31. BizarreByte ◴[] No.42843800{5}[source]
> Feelings of entitlement are wrong here.

How dare people have feelings right? A lot of contractors (like myself) are treated like employees who are easier to fire.

I understand the separation from a legal perspective, but at the same time I've developed relationships with the people I work with and enjoy working with them. Being entirely honest? It hurts being excluded from things and not everyone has the option to just "become an employee".

32. pkaye ◴[] No.42845001{3}[source]
There was an lawsuit against Microsoft in the past that they lost because they used to treat contractors almost like employees.
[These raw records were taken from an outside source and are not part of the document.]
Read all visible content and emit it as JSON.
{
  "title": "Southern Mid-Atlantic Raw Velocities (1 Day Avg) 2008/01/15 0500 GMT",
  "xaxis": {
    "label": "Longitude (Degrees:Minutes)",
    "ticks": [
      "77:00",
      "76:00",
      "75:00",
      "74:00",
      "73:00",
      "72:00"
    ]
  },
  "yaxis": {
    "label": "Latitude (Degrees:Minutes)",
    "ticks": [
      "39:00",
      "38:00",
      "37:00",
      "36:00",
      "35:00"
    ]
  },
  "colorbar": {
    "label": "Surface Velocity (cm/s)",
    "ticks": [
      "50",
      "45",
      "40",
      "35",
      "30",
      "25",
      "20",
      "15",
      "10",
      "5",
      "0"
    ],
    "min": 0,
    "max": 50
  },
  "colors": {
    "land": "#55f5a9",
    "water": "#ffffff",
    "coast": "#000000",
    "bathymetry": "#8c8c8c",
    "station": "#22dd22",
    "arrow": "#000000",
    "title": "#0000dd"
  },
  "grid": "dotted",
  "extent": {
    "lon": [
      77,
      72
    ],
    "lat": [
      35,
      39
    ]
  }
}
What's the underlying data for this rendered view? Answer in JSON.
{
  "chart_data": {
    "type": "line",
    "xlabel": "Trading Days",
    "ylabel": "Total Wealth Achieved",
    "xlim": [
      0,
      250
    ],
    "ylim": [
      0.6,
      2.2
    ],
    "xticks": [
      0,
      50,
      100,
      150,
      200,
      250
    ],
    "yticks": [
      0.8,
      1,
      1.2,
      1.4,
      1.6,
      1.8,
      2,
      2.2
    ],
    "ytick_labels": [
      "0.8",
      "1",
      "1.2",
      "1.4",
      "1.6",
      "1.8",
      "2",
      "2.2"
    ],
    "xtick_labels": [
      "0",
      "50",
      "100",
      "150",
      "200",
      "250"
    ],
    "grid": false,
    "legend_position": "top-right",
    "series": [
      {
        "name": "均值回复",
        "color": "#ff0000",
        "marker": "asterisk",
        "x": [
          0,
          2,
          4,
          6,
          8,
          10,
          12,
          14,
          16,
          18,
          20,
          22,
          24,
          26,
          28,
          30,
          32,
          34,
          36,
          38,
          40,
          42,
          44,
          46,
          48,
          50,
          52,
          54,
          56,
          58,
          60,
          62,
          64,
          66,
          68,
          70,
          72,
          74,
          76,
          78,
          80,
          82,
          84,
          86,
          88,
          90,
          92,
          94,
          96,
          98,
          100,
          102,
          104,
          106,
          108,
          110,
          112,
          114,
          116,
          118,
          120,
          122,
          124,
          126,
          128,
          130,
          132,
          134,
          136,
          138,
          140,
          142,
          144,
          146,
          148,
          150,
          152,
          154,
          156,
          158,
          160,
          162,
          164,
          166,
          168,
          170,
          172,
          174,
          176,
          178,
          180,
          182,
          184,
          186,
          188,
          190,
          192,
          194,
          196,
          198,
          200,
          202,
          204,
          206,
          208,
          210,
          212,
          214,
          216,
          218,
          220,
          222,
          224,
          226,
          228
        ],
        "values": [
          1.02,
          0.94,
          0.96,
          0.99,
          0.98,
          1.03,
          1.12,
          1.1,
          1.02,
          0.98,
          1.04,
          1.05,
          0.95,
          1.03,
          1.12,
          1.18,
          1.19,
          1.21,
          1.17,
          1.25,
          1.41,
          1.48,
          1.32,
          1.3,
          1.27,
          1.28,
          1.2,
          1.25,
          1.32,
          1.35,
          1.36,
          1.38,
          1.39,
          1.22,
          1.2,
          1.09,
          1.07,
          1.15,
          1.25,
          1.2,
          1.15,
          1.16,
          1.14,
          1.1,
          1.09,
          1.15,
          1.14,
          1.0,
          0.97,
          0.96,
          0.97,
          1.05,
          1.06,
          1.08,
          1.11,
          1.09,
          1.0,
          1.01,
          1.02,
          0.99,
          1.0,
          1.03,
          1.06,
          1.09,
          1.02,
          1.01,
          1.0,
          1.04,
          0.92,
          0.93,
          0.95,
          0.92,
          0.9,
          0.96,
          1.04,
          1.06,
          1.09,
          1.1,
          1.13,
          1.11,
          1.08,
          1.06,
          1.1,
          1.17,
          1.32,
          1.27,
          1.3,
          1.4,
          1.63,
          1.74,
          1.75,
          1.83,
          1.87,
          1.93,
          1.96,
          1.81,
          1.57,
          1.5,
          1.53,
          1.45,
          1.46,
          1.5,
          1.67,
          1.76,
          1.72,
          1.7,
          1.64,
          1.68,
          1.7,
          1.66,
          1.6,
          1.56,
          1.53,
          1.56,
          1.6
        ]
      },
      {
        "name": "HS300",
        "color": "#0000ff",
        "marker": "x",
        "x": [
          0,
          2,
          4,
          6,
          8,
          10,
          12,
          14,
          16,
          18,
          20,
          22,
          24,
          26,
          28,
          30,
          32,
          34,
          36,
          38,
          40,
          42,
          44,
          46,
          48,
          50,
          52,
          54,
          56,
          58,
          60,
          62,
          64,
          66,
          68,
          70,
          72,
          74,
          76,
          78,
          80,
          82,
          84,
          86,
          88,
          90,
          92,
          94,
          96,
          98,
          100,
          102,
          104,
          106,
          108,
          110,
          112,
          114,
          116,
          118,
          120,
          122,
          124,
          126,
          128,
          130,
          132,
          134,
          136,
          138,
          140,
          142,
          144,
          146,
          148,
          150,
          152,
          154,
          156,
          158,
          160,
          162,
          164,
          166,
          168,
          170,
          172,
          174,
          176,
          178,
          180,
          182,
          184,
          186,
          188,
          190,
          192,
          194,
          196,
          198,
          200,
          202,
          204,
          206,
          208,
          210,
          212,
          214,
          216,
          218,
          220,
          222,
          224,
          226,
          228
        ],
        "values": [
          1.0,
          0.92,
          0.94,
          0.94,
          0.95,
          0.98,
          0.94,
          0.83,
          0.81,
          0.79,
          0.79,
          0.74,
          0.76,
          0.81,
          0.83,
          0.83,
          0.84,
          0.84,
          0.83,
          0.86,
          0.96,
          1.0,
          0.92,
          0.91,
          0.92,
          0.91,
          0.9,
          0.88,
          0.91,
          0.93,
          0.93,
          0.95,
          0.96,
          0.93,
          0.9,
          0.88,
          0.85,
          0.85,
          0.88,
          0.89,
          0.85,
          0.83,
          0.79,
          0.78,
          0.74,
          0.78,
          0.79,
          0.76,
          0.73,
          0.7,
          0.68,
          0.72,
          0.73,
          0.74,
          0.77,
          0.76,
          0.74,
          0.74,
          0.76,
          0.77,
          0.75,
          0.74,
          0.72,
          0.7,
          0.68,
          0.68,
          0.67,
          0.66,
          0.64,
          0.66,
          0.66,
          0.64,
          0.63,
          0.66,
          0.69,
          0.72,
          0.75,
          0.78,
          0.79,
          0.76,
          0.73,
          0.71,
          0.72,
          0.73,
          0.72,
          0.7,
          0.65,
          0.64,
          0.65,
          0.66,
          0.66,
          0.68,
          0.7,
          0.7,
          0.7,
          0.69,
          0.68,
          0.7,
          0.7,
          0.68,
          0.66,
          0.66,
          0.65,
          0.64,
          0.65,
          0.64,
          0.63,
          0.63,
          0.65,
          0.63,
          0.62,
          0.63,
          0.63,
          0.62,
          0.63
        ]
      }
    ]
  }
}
I'm guessing that is why these days most contractors are employed by someone else and not truly independent.

https://www.reuters.com/article/markets/companies/dont-treat...

33. rrr_oh_man ◴[] No.42845500{7}[source]
> Then at the stoke of 5pm, as we permies were discussing which pub to move on to, the contractor stood up, mumbled his thanks, and left. Billable hours over for the day.

Or, maybe, had better things to do. :)

34. cutemonster ◴[] No.42847767{7}[source]
At the same time, a consulting company's employee might spend 30 times more time together with the employees of his/her client, and then it might have felt more natural to join them on Christmas dinner too, and a bit sad to be "left out" (although of course everyone probably understand why).

The client's employees can be your "real" coworkers that your at every day, for years and years? Although maybe your company does shorter projects (?), what do I know

35. bryanrasmussen ◴[] No.42848157{9}[source]
yeah it was just my facetious way of observing that there could be other explanations that he was gone as soon as he couldn't charge for his presence, in fact when I consult I would never charge for going to one of those things - but I would of course expense it on my taxes.
36. watwut ◴[] No.42851244{7}[source]
I have seen employees doing exactly the same, so I do not see anything worth anger here. It is never the case that everyone goes to christmas party. Unless not going is punished in some way, in which case they go, but only to avoid punishment.